The Saudi crown prince Muhammed bin Salman has been undertaking a weekslong U.S. charm offensive. One of the key themes surrounding his visit is the kingdom’s initiative to extend the oil production cuts that it leads jointly with Russia.
Despite an uptick in oil prices, a closer look at the oil market unveils the real winner of curtailing crude exports: America. U.S. oil output broke through the 10 million barrels a day mark for the first time in half a century. And, according to a recent statement by the Director of the International Energy Agency, it could reach a record of 12.1 million barrels a day in 2023.
Although the price of a barrel of oil has somewhat retreated from the January $70 heights, it is still $10 above its level a year ago and more than double what it was during the price collapse in early 2016. This has been helped along by phenomenal discipline within OPEC+, as the agreement on production cuts between OPEC, Russia and nine more exporting countries is informally known. Apparently compliance has reached a surprising 138% — exporters have made bigger cuts than initially pledged.
As always, however, the devil is in the details.
The bigger cutbacks are largely an optical illusion: Curtailed production is due to the protracted but inevitable collapse of Venezuela’s oil industry. Just last year its oil production shrunk by 20%, taking close to 500,000 barrels of daily output off the market.
Moreover, the actual influence of the production cuts on the market is far from obvious. Policymakers in OPEC countries believe that restraining output created a floor under the crude price. Most likely, it helped, but it was not the only reason for the price recovery. The global oil market is extraordinary convoluted and multifaceted; behind every price movement there several overlapping price drivers. Despite heightened media attention to production cuts, other factors played an important role, for instance, relative U.S. dollar weakness, or upbeat global GDP growth forecasts.
At the moment, the new alliance (or ROPEC — OPEC plus Russia — as the media referred to it recently) is a major cause célèbre. Are we really witnessing the creation of a new colossus which can single‐handedly balance the energy market? Those who believe that also believe the 2014–15 oil price crash was business as usual — just another cycle which can be managed by production cuts. But from what we’ve seen so far, it was not. It was a market shift, and one which favored the U.S.

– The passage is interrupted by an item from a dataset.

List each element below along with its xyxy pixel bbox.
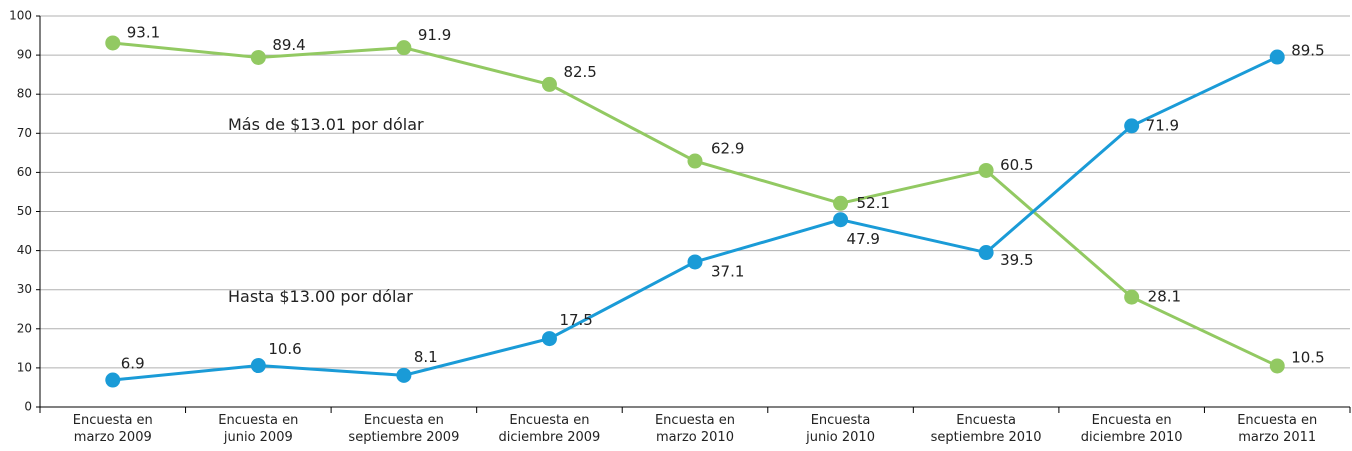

Several factors played a role in said shift, but the biggest was likely the shale revolution. In essence, a leap in shale companies’ efficiency caused a fall in the oil price. As a consequence, the entire petroleum industry had to become leaner and cut costs to adjust to the new equilibrium.
And once again, American shale companies were ahead of the pack. Cost reductions among global oil companies were estimated at 16% in 2015–16, while among U.S. shale producers they reached 26% on average in the same period.
It’s survival of the fittest. In the grand scheme of things, Saudi Arabia and Russia are trying to balance not just one government, nor even a country, but the entire industry. Fundamentally, it’s OPEC+ vs. market efficiency. In the longer run, however, this game cannot be won, because it will require an ever bigger sacrifice by those countries cutting production. To defend a certain price minimum, say $60 per barrel, the coalition of petro‐states will have to carry on reducing their output.
Arguably, leaders of the Gulf states and Russia are falling victim to politics, a field in which it’s better to be seen doing something than nothing. Especially when no one is sure what (if anything) would work. But who is the biggest economic winner in this game? Ironically, it’s America yet again.
Each time Saudi Arabia and their allies restrict exports, they prop up the price and create a vacant market share which then gives a boost to those producers outside the agreement that are not bound by quotas. The biggest among them is the United States. Naturally, thousands of American companies are keen for a free ride.
All of that is happening already. The U.S. has just overtaken Saudi Arabia in oil production and is expected to rival Russia soon. No wonder U.S. oil companies were expected to be especially cordial with the Saudi delegation during the princely visit. But one might imagine that on the sidelines of the meetings many Saudis will be scratching their heads and wondering how and why did they get themselves into this pickle.